Final model selection and multi-model averaging were performed using a genetic algorithm in the R package “glmulti” using AICc for model comparison. Coefficient estimates, in units of standard deviations from the mean for both soil variables and plant responses (Appendix S5), were calculated based on the subset of models which yielded 95% of the total evidence weight (generally within 2 AIC units of the top model). Comparisons of R², Adjusted R², and Allen’s (1971) predicted R²  (calculated using leave-one-out cross-validation) for the top models were made to test for model over-fitting, and model assumptions were checked using Normal Q-Q and Residuals vs. Fitted plots of top models.

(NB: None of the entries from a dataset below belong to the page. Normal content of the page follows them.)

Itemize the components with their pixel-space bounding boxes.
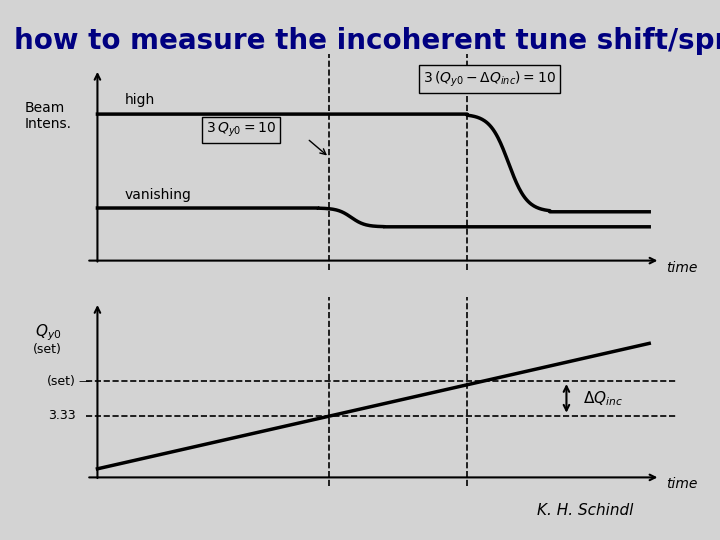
Text: (set): (set)	[33, 343, 62, 356]
Text: —: —	[78, 376, 89, 386]
Text: (set): (set)	[47, 375, 76, 388]
Text: $3\,Q_{y0} = 10$: $3\,Q_{y0} = 10$	[206, 121, 276, 139]
Text: Beam
Intens.: Beam Intens.	[24, 101, 71, 131]
Text: 3.33: 3.33	[48, 409, 76, 422]
Text: time: time	[666, 477, 697, 491]
Text: vanishing: vanishing	[125, 188, 192, 202]
Text: $3\,(Q_{y0} - \Delta Q_{inc}) = 10$: $3\,(Q_{y0} - \Delta Q_{inc}) = 10$	[423, 69, 556, 89]
Text: high: high	[125, 92, 156, 106]
Text: K. H. Schindl: K. H. Schindl	[537, 503, 634, 518]
Text: $\Delta Q_{inc}$: $\Delta Q_{inc}$	[583, 389, 623, 408]
Text: $Q_{y0}$: $Q_{y0}$	[35, 323, 61, 343]
Text: time: time	[666, 261, 697, 275]
Text: how to measure the incoherent tune shift/spread?: how to measure the incoherent tune shift…	[14, 27, 720, 55]
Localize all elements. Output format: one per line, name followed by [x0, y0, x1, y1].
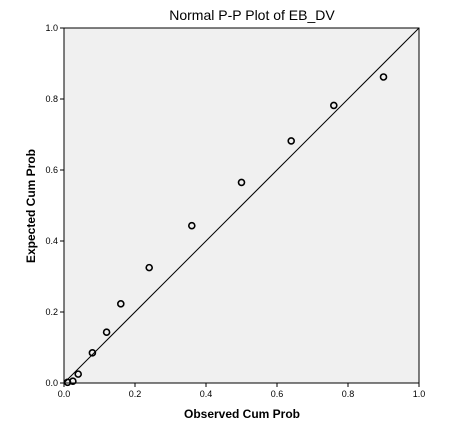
data-point	[117, 300, 125, 308]
y-tick-label: 0.4	[45, 236, 58, 246]
data-point	[329, 101, 338, 110]
x-tick-label: 0.2	[129, 389, 142, 399]
data-points	[63, 73, 388, 387]
x-tick-label: 0.4	[200, 389, 213, 399]
x-tick-label: 0.6	[271, 389, 284, 399]
chart-title: Normal P-P Plot of EB_DV	[169, 7, 335, 23]
data-point	[287, 137, 296, 145]
x-tick-label: 0.8	[342, 389, 355, 399]
data-point	[188, 221, 196, 230]
x-axis-label: Observed Cum Prob	[184, 407, 300, 421]
y-axis: 0.0 0.2 0.4 0.6 0.8 1.0	[45, 23, 64, 388]
data-point	[237, 178, 246, 187]
reference-line	[63, 27, 420, 384]
x-axis: 0.0 0.2 0.4 0.6 0.8 1.0	[58, 383, 426, 399]
x-tick-label: 1.0	[413, 389, 426, 399]
data-point	[145, 263, 153, 272]
data-point	[379, 73, 388, 81]
y-tick-label: 0.6	[45, 165, 58, 175]
data-point	[69, 377, 77, 386]
data-point	[88, 349, 97, 357]
y-tick-label: 1.0	[45, 23, 58, 33]
data-point	[74, 370, 82, 378]
y-tick-label: 0.8	[45, 94, 58, 104]
y-tick-label: 0.0	[45, 378, 58, 388]
y-axis-label: Expected Cum Prob	[24, 149, 38, 263]
data-point	[102, 328, 111, 337]
x-tick-label: 0.0	[58, 389, 71, 399]
y-tick-label: 0.2	[45, 307, 58, 317]
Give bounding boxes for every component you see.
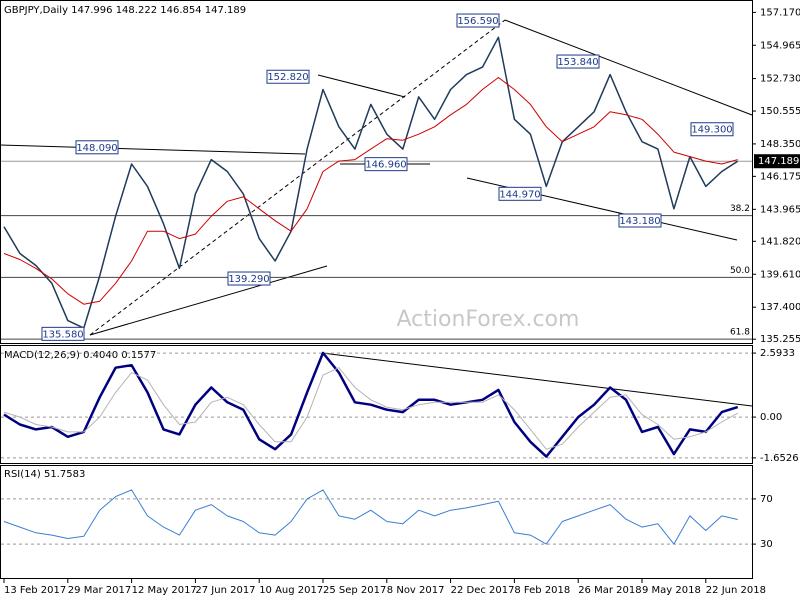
trend-line bbox=[317, 74, 406, 98]
last-price-box bbox=[754, 154, 800, 169]
annotation-label: 149.300 bbox=[691, 125, 732, 136]
x-tick-label: 10 Aug 2017 bbox=[259, 585, 323, 596]
y-tick-label: 137.400 bbox=[760, 302, 800, 313]
annotation-label: 144.970 bbox=[499, 189, 540, 200]
annotation-label: 143.180 bbox=[619, 216, 660, 227]
annotation-box bbox=[456, 13, 500, 28]
y-tick-label: 141.820 bbox=[760, 236, 800, 247]
annotation-label: 156.590 bbox=[457, 16, 498, 27]
fib-label: 38.2 bbox=[730, 204, 750, 214]
y-tick-label: 148.350 bbox=[760, 139, 800, 150]
series-line bbox=[3, 77, 738, 305]
annotation-box bbox=[364, 157, 408, 172]
annotation-box bbox=[41, 326, 85, 341]
y-tick-label: -1.6526 bbox=[760, 453, 799, 464]
x-tick-label: 26 Mar 2018 bbox=[578, 585, 641, 596]
price-frame bbox=[0, 0, 753, 344]
x-tick-label: 22 Dec 2017 bbox=[451, 585, 515, 596]
macd-frame bbox=[0, 345, 753, 464]
annotation-box bbox=[75, 140, 119, 155]
y-tick-label: 2.5933 bbox=[760, 348, 795, 359]
y-tick-label: 150.555 bbox=[760, 106, 800, 117]
y-tick-label: 139.610 bbox=[760, 269, 800, 280]
x-tick-label: 25 Sep 2017 bbox=[323, 585, 386, 596]
annotation-box bbox=[618, 213, 662, 228]
watermark: ActionForex.com bbox=[397, 307, 580, 332]
series-line bbox=[3, 489, 738, 545]
macd-title: MACD(12,26,9) 0.4040 0.1577 bbox=[4, 350, 156, 361]
annotation-label: 135.580 bbox=[42, 329, 83, 340]
y-tick-label: 146.175 bbox=[760, 171, 800, 182]
annotation-label: 152.820 bbox=[267, 72, 308, 83]
annotation-label: 146.960 bbox=[365, 160, 406, 171]
x-tick-label: 8 Feb 2018 bbox=[514, 585, 570, 596]
x-tick-label: 12 May 2017 bbox=[132, 585, 197, 596]
annotation-box bbox=[556, 54, 600, 69]
fib-label: 61.8 bbox=[730, 328, 750, 338]
fib-label: 50.0 bbox=[730, 266, 750, 276]
y-tick-label: 135.255 bbox=[760, 334, 800, 345]
y-tick-label: 143.965 bbox=[760, 204, 800, 215]
annotation-box bbox=[690, 122, 734, 137]
annotation-label: 139.290 bbox=[228, 274, 269, 285]
price-title: GBPJPY,Daily 147.996 148.222 146.854 147… bbox=[4, 5, 246, 16]
annotation-box bbox=[266, 69, 310, 84]
trend-line bbox=[0, 144, 306, 155]
trend-line bbox=[89, 19, 506, 336]
y-tick-label: 157.170 bbox=[760, 7, 800, 18]
trend-line bbox=[321, 352, 753, 407]
trend-line bbox=[504, 19, 753, 116]
rsi-frame bbox=[0, 465, 753, 579]
x-tick-label: 29 Mar 2017 bbox=[68, 585, 131, 596]
y-tick-label: 70 bbox=[760, 494, 773, 505]
annotation-box bbox=[227, 271, 271, 286]
y-tick-label: 154.965 bbox=[760, 40, 800, 51]
rsi-title: RSI(14) 51.7583 bbox=[4, 469, 85, 480]
series-line bbox=[3, 367, 738, 450]
annotation-label: 148.090 bbox=[76, 143, 117, 154]
annotation-box bbox=[498, 186, 542, 201]
annotation-label: 153.840 bbox=[557, 57, 598, 68]
last-price-label: 147.189 bbox=[758, 156, 799, 167]
series-line bbox=[3, 36, 739, 329]
y-tick-label: 30 bbox=[760, 539, 773, 550]
y-tick-label: 0.00 bbox=[760, 412, 782, 423]
x-tick-label: 27 Jun 2017 bbox=[195, 585, 255, 596]
x-tick-label: 8 Nov 2017 bbox=[387, 585, 445, 596]
x-tick-label: 22 Jun 2018 bbox=[706, 585, 766, 596]
y-tick-label: 152.730 bbox=[760, 74, 800, 85]
x-tick-label: 13 Feb 2017 bbox=[4, 585, 66, 596]
series-line bbox=[3, 351, 739, 458]
x-tick-label: 9 May 2018 bbox=[642, 585, 701, 596]
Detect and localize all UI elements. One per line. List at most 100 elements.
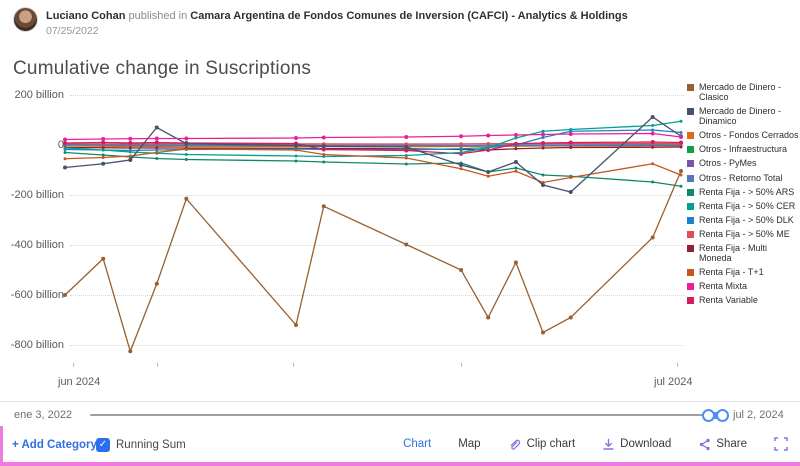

Finally, we constructed linear mixed models to ask whether emergence, survival, total biomass, or root mass ratio of plants grown in the greenhouse differed based on site occupation status of the soils they were grown in, here with occupation status coded as one of four categories: occupied, unoccupied, colonized, or abandoned. Site was included in each model as a random variable nested within occupation status. Linear mixed models were constructed with gaussian distributions for total biomass and RMR, and generalized linear mixed models were constructed with binomial distributions and a logit link function for percentages of emergence and survival. Models were fit using maximum likelihood.

Please see 'ReadMe.txt' for descriptions of the contents of each worksheet within the dataset.